No obvious advantage to buying things from target.com versus other online retailers

I bought a window air conditioner from target.com, primarly because if I was told I could return it in a local store.

Last Friday (May 11) it arrived, and it was the right tracking number, but it was actually a microwave oven. Was busy with the new house last weekend and with our cat’s health problems (he’s doing much better now.)

So, this Friday (May 18), we decided to return it in the store nearby. Turns out, in this case, their claim that you can return it locally is a lie, they won’t do that if they shipped you the wrong item — and we confirmed this after calling their 800 number and requesting a return (which I’ll have to drop off at UPS sometime after labeling it.) To add insult to injury, the shipping label page doesn’t load completely (tried with multiple browsers/OSes), and we’re going to have to call them up again.

The one reason I chose them over Amazon, or a couple of much better online retailers for buying small appliances was that I was told I could return it in store, so this is why I will be telling everyone I know not to buy things online from Target.

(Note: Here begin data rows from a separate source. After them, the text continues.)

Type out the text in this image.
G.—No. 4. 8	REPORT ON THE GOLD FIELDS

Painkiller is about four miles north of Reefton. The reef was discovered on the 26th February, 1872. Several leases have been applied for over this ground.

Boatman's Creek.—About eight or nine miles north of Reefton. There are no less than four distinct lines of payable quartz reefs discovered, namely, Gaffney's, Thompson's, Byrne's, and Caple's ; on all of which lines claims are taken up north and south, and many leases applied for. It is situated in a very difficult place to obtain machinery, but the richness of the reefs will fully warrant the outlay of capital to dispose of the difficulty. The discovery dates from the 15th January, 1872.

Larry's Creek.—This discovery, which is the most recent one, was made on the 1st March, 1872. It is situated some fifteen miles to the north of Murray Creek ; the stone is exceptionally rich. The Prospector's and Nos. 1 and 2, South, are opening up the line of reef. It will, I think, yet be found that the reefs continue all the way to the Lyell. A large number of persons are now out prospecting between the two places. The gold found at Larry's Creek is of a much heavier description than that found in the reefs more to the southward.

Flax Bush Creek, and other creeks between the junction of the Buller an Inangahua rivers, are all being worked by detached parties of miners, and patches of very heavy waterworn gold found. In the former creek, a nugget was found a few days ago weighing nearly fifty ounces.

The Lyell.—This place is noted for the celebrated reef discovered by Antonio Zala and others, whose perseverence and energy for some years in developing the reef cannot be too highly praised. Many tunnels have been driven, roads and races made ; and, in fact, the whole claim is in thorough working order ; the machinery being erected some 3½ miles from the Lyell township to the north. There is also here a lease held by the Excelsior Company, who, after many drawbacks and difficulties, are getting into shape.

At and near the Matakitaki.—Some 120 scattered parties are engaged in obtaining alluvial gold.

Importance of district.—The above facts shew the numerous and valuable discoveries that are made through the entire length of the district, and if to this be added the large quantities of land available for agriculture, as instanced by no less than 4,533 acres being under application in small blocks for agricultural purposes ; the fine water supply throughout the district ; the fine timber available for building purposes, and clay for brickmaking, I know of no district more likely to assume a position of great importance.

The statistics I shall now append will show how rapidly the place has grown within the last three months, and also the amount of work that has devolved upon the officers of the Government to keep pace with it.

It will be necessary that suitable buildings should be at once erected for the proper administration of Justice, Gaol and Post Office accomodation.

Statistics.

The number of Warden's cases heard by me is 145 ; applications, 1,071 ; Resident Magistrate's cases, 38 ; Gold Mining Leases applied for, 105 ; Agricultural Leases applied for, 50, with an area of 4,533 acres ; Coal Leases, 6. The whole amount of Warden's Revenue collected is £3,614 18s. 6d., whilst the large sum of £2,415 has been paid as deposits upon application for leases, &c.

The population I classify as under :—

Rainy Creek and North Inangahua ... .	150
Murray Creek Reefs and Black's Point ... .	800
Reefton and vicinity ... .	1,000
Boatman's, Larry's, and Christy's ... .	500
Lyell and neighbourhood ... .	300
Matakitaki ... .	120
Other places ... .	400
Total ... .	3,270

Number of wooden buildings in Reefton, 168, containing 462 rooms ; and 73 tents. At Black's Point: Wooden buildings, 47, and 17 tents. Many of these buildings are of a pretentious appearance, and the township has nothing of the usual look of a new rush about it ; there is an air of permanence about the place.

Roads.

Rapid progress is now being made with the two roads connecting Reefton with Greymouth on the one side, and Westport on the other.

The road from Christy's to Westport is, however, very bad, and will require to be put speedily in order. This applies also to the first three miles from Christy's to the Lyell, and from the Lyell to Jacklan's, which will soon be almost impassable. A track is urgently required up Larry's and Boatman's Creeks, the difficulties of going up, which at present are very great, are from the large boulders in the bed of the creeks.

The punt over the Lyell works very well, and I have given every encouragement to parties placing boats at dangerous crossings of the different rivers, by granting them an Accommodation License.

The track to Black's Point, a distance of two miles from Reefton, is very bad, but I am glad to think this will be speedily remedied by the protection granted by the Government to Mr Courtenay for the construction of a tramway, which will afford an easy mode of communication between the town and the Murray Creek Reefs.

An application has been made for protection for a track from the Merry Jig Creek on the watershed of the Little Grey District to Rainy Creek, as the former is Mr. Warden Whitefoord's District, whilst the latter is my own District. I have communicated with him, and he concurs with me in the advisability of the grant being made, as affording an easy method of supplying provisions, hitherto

It seems that when “brick-and-mortar” retailers get into online retail, they do a very poor job of integrating both operations. This is somewhat understandable if you think about the business. However, as a customer, you either shouldn’t have to care about such things, or they should be explicit about all the common cases where the return in store is impossible. If they are really trying to provide some benefit over pure-online retailers, they’re failing at that.

(Edit: We finally did get a valid shipping label out of them, shipped it back, and I was credited. Ended up just buying the air conditioner from some random retailer that lists their stuff on Amazon.)